The first, most obvious implication of this is that every patient’s record contains extensive detail of personal information—from social security numbers to financial information and even family history. You could see how a hack at just one, small hospital or medical center could potentially put thousands of Americans in danger.

The second implication is a danger that was addressed on the Hill today, in which a hacker uses stolen data to create unrealistic scenarios. In the medical world, you have to consider a scenario in which the hacker penetrates medical records of patients admitted to the hospital. Having access to this population’s medical records could mean that with a click of a button, vital information regarding diagnosis, medication allergies, blood pressure levels, intravenous dosage schedules and the like could be erased, or altered, without anyone even knowing what happened.
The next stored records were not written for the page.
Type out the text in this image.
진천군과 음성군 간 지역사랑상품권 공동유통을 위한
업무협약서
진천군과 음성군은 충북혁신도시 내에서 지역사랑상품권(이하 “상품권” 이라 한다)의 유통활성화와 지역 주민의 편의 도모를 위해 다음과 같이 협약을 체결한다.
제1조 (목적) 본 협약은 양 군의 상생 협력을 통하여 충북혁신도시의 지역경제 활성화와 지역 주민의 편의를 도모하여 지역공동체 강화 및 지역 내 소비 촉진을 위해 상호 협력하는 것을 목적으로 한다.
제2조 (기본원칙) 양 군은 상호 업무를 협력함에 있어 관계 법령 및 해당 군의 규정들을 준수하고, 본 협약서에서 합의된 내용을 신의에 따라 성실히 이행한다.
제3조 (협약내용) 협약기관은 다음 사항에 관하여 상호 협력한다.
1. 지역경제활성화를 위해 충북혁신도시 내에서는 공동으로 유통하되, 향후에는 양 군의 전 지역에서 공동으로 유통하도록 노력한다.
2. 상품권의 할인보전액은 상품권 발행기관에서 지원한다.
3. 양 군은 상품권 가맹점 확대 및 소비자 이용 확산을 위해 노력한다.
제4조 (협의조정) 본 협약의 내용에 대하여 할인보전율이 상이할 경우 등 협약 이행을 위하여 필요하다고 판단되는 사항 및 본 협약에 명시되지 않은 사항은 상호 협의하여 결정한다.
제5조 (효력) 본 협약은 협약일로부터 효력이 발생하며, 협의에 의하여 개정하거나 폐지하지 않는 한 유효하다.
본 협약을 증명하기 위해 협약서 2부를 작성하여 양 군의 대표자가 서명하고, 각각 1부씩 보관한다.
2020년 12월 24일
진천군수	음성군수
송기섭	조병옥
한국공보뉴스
If it sounds to you like this is a science fiction movie, I’ve got news for you – a version of it has already been made a reality. A July report found the health care industry has been hit harder by ransomware than any other industry, with approximately 88 percent of attacks targeting hospitals. That report listed twelve examples, and here are just a few: In Texas, Titus Regional Medical Center was prevented from accessing computer files. In February, hackers shut down the IT systems of Hollywood (Calif. Presbyterian Medical Center). In Kentucky, Methodist Hospital declared an internal state of emergency after a virus limited its use of electronic web-based services.

There are more examples, including a heart hospital in Kansas that was forced to pay ransom in order to get their computer files unlocked, but I think I’ve made my point. This is a major, identifiable headache that we need to get ahead of before our patients are put in further danger. Hospitals and medical centers must put budgetary emphasis on cybersecurity in order to maintain patient safety. If a foreign country is able to hack into our electric grid and threaten a major blackout, imagine the damage they could inflict on one of major medical centers.